The hidden history of Margaret Sanger

Elijah Robinson, Opinion Editor

With the recent controversy regarding abortion in Texas, growing from a widespread misconstruing of the scope of Planned Parenthood’s purpose in various communities across the United States, it is a good time to look back at its founder: Margaret Sanger.

Margaret Sanger was a writer, activist and nurse in the early 1900s. Her roots in activism began with her participation in the Industrial Workers of the World. She became familiar with social activists and socialist philosophy this way.

During her time working as a nurse, she came across working-class immigrant women who’ve given birth or did self-induced abortions due to their lack of sex education. Contraceptives and information about birth control were illegal under the Comstock Act, as they were considered obscene.

Together with working-class struggle, and women’s lack of control over reproduction, Sanger saw an opportunity to help women be part of necessary social change.

“Enforced motherhood…is the most complete denial of a woman’s right to life and liberty, ” Sanger said  in 1914.

Sanger was opposed to abortion, except in cases where the mother was in danger.

Sanger started a monthly newsletter, “The Woman Rebel”, promoting contraception. A new term for its time, “birth control”, was used instead of terms that were meant to skirt around the Comstock Act.

This challenged the censorship laws at the time. Several issues of the newsletter were suppressed by authorities, but Sanger kept publishing.

It was with her pamphlet, “Family Limitation,” that she was charged with violating the Comstock Act. Before she went to trial, she fled to England.

During her time in England, Sanger strengthened her rhetoric regarding the argument for birth control. She incorporated concepts such as overpopulation, war and famine as reasons why birth control must be accessible to all.

While traveling around Europe, she was influenced by the liberal policies regarding female birth control, such as the use diaphragms as a reliable form of contraceptive. She, along with others smuggled diaphragms from Europe to the United States.

Sanger opened a family planning and birth control clinic in Brooklyn, New York. Despite this being illegal under New York law at the time, banning the distribution of contraceptives, she continued to see women in the clinic until charged and convicted of breaking this law.

She shifted gears and founded the American Birth Control League in 1916. Under this group, the first legal birth control clinic in the United States was created: the Clinical Research Bureau. This group would eventually become the Planned Parenthood Federation of America.

During the 1920s, she became an accomplished author, selling thousands of books to women trying to learn more about birth control as the movement progressed.

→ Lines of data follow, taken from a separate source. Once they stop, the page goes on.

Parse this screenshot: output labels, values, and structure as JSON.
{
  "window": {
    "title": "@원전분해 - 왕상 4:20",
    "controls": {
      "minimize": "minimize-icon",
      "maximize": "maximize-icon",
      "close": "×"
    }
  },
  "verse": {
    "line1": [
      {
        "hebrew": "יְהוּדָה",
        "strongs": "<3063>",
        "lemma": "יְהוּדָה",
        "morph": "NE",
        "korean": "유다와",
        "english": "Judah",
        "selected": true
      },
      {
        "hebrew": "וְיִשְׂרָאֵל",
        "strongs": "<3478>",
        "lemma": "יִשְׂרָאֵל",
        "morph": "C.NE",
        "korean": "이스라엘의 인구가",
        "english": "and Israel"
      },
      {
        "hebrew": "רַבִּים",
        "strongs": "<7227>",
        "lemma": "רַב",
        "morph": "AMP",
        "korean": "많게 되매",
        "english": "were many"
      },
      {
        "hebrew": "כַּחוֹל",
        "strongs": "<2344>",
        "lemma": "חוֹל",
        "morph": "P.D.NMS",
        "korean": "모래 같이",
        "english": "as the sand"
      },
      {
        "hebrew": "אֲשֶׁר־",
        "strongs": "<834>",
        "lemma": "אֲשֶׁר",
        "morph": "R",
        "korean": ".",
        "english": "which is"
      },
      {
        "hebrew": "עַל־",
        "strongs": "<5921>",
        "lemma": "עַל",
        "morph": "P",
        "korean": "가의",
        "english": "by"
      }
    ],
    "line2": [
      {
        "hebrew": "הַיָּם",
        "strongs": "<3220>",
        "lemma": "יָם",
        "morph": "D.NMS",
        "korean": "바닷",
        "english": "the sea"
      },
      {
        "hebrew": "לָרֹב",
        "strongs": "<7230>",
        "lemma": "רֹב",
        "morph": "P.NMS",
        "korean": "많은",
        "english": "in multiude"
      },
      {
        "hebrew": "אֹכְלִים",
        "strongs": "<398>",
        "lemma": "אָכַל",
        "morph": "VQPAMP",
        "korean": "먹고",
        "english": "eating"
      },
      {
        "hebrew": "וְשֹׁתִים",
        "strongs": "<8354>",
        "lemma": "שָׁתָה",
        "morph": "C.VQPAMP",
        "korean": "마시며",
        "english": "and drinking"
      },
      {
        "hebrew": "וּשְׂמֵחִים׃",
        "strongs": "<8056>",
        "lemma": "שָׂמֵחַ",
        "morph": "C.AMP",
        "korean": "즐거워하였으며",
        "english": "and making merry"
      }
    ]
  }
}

Her popularity spread to the African-American community, whose leaders saw a need for birth control. Intellectuals such as W.E.B. Dubois and George Schuyler contributed to the “Birth Control Review ”, writing concurring reasons why birth control would be a good idea for African-American families who were impoverished and disenfranchised.

Her message of women controlling their reproductive system coincided with the growing eugenics movement. This movement sought to create a master race, and weed out those determined to be undesirables. In the United States, this came in the form of anti-miscegenation laws, and other forms of racial segregation.

In order to bring her message to the mainstream, Sanger had to frame birth control as a useful tool for population control. According to Sanger, “Before eugenics and others who are laboring for racial betterment can succeed, they must first clear the way for Birth Control.”

Her editorial “Birth Control Review” subtly pushed for eugenics and population control. This editorial attracted the attention of the Nazis, as well as white supremacists in the United States.

Sanger was credited as saying “birth control is nothing more or less than the facilitation of the process of weeding out the unfit [and] of preventing the birth of defectives.”

With anti-abortion sentiment strong in many parts of the United States, many pro-life activists and politicians use this as an argument to say Margaret Sanger and Planned Parenthood was founded on the principle of creating a master race, especially with the objective of eliminating the Black race and other minorities.

Sanger’s legacy has slowly been reevaluated within the context of the times she was active. During World War II, eugenics and racism was at its strongest and this ideology was popular among the people Sanger needed to appeal to.

Unlike the common beliefs associated with eugenics, she did not believe poverty and crime were hereditary. She believed that birth control would allow families great control over their future.

With the introduction of the first oral contraceptive in 1960, it was revolutionary for its cheap, safe and efficient means of preventing pregnancies. The birth control pill meant women no longer had to choose between having a family or having a career.

Sanger was not a racist, but co-opted racist rhetoric to promote birth control.